Convergence rate (to a local minimum) of gradient descent for a $C^3$ function

328 Views Asked by At

Suppose we have a $f \in C^{3} (U)$ where $U$ is an open subset (not necessarily convex) of $\mathbb R^n$ and for some $x_0 \in U$, the sublevel set $S = \{x: f(x) \le f(x_0)\}$ is compact. Further suppose the set of local minimizers of this function is not empty and every minimizer is locally strict, i.e., for any local minimizer $x^*$, there is an open neighborhood $V \subseteq U$ of $x$, such that $f(y) > f(x)$ for all $y \in V$ and $y \neq x$. Further assume the Hessian of all local minimizers is positive definite.

I am interested to know if we start at $x_0$, the convergence rate of the sequence $\{x_k\}$ generated by gradient descent with exact line search, i.e., \begin{align*} x_{k+1} = x_k - \gamma_k \nabla f(x_k), \qquad \gamma_k = \text{argmin}_{\gamma \ge 0} f(x_k - \gamma \nabla f(x_k) ). \end{align*} We only consider this as a thought experiment and so we assume in every iteration, the subproblem can be perfectly solved. This is a discussion here on the conditions to guarantee convergence for a differentiable convex function. I am putting stronger conditions and interested to know the convergence rate.

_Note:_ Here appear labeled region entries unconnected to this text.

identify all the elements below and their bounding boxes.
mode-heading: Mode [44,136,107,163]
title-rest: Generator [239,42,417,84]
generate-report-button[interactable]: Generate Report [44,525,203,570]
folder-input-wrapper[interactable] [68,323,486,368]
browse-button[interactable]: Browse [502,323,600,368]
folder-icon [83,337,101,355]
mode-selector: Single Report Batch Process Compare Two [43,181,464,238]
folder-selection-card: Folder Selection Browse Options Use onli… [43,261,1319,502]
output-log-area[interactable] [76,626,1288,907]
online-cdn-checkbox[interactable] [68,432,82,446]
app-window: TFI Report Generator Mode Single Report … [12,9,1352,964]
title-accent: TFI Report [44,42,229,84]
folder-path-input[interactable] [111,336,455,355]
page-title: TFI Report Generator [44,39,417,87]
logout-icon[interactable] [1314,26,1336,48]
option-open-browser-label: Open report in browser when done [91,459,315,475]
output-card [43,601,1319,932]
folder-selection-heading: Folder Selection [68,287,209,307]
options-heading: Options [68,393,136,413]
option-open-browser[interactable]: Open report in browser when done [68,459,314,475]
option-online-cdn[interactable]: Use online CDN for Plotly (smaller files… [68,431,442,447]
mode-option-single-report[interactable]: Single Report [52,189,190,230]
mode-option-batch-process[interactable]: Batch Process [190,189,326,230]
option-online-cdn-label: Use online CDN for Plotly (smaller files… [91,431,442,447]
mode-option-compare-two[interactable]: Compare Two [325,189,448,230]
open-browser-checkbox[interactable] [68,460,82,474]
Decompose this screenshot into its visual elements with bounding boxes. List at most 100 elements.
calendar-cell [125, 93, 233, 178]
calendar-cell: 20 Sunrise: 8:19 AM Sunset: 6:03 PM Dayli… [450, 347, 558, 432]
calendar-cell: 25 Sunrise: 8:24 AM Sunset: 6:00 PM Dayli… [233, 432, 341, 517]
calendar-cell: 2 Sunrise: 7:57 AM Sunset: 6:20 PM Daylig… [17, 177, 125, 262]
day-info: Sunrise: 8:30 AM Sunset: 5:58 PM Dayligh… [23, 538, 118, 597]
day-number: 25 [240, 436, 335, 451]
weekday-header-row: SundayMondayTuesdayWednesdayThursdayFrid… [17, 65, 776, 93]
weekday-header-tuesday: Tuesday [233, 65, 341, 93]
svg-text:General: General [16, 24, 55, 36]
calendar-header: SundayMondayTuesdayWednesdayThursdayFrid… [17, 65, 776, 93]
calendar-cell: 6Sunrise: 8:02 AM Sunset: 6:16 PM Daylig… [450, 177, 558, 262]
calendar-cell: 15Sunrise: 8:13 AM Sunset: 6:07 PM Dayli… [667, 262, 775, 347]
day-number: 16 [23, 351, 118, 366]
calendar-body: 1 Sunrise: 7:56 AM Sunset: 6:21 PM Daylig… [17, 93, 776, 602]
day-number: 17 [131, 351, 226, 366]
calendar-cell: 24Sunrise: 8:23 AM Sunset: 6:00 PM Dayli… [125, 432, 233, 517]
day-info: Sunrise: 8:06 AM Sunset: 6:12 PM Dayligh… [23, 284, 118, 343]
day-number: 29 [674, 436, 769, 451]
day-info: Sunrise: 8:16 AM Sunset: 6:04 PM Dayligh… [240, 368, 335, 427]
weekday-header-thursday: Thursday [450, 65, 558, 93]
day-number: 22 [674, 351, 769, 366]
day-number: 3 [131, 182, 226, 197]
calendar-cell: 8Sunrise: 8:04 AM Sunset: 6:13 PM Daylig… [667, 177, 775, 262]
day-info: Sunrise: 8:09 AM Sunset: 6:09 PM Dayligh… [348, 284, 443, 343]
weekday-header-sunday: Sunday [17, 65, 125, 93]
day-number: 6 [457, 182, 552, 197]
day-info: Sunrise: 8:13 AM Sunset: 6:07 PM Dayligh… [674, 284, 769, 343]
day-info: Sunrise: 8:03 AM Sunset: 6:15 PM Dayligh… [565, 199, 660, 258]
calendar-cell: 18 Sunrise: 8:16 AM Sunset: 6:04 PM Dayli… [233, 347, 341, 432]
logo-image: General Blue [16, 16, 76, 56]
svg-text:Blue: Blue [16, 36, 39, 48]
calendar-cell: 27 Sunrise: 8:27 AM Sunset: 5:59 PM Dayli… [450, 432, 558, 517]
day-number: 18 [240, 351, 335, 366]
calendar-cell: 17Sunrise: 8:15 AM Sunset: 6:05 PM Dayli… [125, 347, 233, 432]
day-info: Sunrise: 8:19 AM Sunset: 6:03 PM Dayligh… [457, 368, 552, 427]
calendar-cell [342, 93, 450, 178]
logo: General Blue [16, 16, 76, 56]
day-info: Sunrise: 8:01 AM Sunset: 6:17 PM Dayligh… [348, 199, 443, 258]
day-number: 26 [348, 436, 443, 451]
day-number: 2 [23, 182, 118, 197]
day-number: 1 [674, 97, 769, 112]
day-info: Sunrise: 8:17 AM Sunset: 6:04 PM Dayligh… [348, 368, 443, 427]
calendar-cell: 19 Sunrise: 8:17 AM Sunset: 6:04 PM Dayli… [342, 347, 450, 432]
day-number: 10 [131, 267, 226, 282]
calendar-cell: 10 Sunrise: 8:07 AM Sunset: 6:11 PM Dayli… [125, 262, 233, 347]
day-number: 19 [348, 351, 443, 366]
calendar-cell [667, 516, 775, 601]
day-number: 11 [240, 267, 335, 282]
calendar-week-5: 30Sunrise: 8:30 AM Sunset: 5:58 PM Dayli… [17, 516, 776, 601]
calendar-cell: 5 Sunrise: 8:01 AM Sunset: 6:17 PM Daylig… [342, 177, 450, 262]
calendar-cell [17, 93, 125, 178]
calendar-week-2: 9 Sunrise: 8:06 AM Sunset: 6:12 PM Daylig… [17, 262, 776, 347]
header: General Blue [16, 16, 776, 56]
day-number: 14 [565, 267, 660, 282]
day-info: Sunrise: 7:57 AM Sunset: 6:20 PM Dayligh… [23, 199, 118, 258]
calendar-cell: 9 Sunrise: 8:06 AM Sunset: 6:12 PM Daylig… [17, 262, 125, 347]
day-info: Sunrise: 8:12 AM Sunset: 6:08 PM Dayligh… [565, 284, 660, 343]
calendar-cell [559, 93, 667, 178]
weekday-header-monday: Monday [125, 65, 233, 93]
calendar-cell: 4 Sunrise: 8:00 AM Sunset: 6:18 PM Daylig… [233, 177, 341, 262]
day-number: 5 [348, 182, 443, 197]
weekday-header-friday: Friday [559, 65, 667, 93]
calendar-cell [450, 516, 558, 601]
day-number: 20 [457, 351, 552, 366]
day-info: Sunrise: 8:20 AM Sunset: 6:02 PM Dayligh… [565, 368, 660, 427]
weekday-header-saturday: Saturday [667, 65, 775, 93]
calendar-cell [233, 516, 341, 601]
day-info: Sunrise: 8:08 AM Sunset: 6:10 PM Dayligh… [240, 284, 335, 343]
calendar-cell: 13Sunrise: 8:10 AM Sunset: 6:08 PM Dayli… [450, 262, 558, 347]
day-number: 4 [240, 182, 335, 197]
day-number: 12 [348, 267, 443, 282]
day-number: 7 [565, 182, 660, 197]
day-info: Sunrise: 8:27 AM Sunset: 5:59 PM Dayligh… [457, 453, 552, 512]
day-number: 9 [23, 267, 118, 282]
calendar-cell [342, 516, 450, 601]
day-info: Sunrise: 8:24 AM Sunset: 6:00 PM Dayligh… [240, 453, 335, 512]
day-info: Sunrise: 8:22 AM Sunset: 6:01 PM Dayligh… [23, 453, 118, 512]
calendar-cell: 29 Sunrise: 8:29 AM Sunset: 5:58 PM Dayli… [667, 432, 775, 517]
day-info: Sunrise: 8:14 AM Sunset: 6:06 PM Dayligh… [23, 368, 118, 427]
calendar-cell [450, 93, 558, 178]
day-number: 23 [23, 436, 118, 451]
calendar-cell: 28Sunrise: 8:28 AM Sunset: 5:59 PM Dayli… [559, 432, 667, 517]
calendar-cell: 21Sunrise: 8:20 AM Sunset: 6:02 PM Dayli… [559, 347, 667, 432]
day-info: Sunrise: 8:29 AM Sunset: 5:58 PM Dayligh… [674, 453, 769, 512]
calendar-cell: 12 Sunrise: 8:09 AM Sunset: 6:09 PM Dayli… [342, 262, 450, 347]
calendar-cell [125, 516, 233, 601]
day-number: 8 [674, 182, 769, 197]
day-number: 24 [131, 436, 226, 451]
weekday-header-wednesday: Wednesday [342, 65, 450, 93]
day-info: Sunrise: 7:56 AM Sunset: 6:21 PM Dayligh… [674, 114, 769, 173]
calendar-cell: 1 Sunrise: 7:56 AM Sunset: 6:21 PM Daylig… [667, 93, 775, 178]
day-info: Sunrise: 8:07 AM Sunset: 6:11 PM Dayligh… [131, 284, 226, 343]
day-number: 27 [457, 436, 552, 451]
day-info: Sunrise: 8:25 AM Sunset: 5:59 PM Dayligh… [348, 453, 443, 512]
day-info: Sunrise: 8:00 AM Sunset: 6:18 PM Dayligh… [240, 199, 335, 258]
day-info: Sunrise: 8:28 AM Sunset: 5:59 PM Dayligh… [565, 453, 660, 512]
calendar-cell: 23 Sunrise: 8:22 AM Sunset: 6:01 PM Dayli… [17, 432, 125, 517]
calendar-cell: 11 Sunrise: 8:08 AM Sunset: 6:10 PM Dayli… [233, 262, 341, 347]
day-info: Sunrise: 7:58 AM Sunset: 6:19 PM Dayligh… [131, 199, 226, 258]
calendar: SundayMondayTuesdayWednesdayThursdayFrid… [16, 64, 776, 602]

First, on the compact set $S$, $\|\cdot\| \circ \nabla^2 f: U \to \mathbb R$ is continuous and achieves maximum, so the gradient is Lipschitz. By results from convex optimization, the convergence rate should be at least $\frac{1}{k}$. Secondly, suppose $x_k \to x^*$ (might need to take a subsequence, but I think my assumptions should be enough to guarantee convergence) and by assumption every minimizer has the property $\nabla^2 f(x^*) \succ 0$. Let $F = \lambda_1 \circ \nabla^2 f$ where $\lambda_1$ is the function taking the smallest eigenvalue of a symmetric matrix. $F$ should be continuous and so there must be a neighborhood $W$ of $x^*$ s.t., $F(y) > \delta > 0$ for all $y \in W$. Then it seems like the restriction $f|_W$ should be convex and indeed strongly convex, and gradient descent should converge linearly in $W$.

Is my argument correct above? And is there more we can say about the convergence of sequence $\{x_k\}$ before it entering the open set $W$?